SADI, SIPS, Loop DS not the same as the duodenal switch

Before you consent to having duodenal switch surgery, be sure to confirm with your surgeon, IN WRITING, that the procedure you are agreeing to is the standard of care duodenal switch with TWO anastomoses, and not the Investigational-Experimental procedure procedure variously known as the SADI, SADI-S, SIPS, LoopDS or even as “improved” or “safer” duodenal switch. Unfortunately, an alarming number of patients are having these procedures done, for which there is no designated insurance code, because it is easier to perform, and touting it as “just the same as a DS.”. It has also been noted that very frequently the patients were led to believe that they were having the duodenal switch operation where no distinction was made between these procedures. Lets be clear that the duodenal Switch operation is not the same as SADI, SIPS or the Loop DS. While someday, after proper experimental protocols are performed, the single anastomosis procedure(s) may be proven to be safe and reasonably effective, it is NOT THE STANDARD OF CARE PROCEDURE KNOWN AS THE DUODENAL SWITCH specified by CPT code 43845, which has two anastomoses and provides selective fat malabsorption.

These variant experimental procedures known as SADI (Single Anastomosis Duodeno-Ileal bypass), SADI-S (Single Anastomosis Duodeno-Ileal bypass with Sleeve gastrectomy), SIPS (Stomach Intestinal Pylorus-Sparing surgery), LoopDS (Loop Duodenal Switch), or other names, and in some cases even misleadingly calling the procedure a duodenal switch, have the following distinguishing features from a standard of care duodenal switch:

  1. cookie cutter measurements that are not tailored to the patient’s particular medical condition (age, gender, height, weight, metabolic disease, length of small bowel);
  2. a significantly longer alimentary tract than a proper DS;
  3. an enormously longer common channel than a proper DS
  4. no separation of digestive enzyme and bile from food in the alimentary tract, and thus NO SELECTIVE FAT MALABSORPTION; and
  5. significant risk of bile reflux, which cannot happen with a proper DS.

Moreover, despite assertions to the contrary, these single anastomosis procedures CANNOT BE EASILY CONVERTED TO A PROPER DS IF THE EXPERIMENTAL PROCEDURE FAILS.

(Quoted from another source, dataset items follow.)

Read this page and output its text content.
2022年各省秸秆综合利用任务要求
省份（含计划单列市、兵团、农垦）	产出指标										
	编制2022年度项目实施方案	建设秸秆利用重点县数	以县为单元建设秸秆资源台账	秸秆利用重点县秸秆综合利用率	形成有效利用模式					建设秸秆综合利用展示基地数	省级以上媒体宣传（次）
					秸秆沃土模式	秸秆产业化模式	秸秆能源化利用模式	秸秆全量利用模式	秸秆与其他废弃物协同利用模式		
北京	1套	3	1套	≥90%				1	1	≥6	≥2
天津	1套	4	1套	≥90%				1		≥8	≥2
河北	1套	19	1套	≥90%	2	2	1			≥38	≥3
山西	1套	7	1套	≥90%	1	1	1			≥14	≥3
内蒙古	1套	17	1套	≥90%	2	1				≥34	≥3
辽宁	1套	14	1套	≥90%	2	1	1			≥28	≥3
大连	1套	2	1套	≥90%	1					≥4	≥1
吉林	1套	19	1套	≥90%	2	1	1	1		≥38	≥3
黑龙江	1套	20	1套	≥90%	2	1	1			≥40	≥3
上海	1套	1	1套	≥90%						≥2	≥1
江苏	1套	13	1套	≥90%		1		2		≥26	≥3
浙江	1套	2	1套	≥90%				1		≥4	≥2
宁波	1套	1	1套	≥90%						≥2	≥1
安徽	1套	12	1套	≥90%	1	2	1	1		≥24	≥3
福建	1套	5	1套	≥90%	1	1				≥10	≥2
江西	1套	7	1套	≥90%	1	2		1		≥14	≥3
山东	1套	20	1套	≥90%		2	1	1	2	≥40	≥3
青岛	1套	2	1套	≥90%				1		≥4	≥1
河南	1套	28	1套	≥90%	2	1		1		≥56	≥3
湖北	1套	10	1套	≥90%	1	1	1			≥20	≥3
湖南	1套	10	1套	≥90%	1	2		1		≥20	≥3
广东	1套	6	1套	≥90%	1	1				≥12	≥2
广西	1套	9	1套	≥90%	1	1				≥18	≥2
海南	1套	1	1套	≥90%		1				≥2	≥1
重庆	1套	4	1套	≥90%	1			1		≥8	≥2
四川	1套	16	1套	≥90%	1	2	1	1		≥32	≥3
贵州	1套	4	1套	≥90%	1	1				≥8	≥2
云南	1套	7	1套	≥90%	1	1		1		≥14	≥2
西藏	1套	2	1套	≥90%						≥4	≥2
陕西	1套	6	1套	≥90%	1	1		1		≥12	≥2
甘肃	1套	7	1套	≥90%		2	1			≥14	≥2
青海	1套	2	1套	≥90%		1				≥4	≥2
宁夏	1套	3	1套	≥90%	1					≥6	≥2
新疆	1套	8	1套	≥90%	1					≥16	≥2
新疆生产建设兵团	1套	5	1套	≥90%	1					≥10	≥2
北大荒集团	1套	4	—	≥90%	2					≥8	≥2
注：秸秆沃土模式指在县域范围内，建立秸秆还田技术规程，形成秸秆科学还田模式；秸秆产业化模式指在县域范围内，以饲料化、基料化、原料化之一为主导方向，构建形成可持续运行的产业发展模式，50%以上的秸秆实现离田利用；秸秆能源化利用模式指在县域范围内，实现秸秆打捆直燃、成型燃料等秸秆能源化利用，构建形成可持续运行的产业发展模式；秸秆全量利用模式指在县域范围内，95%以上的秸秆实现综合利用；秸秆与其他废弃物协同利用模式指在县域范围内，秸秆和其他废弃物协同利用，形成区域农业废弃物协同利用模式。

There are a number of patients reporting that they did not understand that they were being given one of these experimental procedures, instead of the standard of care DS, until after surgery, because they were misinformed, under-informed, misled, or were given inadequate information to give fully informed consent. Some are reporting slow weight loss, bile reflux, and concerns about the specific nutritional and supplementation requirements for the procedure, which are not known or disclosed by their surgeons. Some of these patients have already returned back to their original surgeons or others for revision to the standard of care duodenal switch procedure.

A revision of SADI, SIPS, or Loop DS may be more complex than just s simple bowel anastomosis. Since the alimentary tract is created to be too long in the first place, and because the intestine manufactures more absorptive capacity in response to the initial malabsorption, in order to provide the same or even somewhat similar results, the entire intestinal portion of the procedure may have to be taken down and reconstructed, with a shorter alimentary tract. A revision to a proper DS will therefore may provide the same results as if a proper DS was done initially.

Risks include:

  1. These experimental procedures are NOT covered by the standard of care DS CPT code 43845, and there have been a number instances of insurance companies refusing to pay for the single anastomosis procedure, including after the fact when the surgical report is reviewed.
  2. Since there are no long term studies yet, proper nutritional guidelines have not been determined, much less long term results.
  3. Bile reflux – impossible with the DS – has also been reported.
  4. There is obviously significantly less macronutrient malabsorption with this intestinal configuration, but there may still be very significant micronutrient malabsorption, as food is still not touching a significant portion of the intestine where certain receptors are located; nevertheless, the procedure thus is being advertised by some surgeons as “safer” with less “malnutrition” but that may only be true with respect to protein and not all nutritional requirements.

If you want to have an experimental procedure, that is and should be your choice. Our concern is primarily that patients be given complete and accurate information enabling them to give fully informed consent to what is an Investigational-Experimental procedure, but which is not being described that way.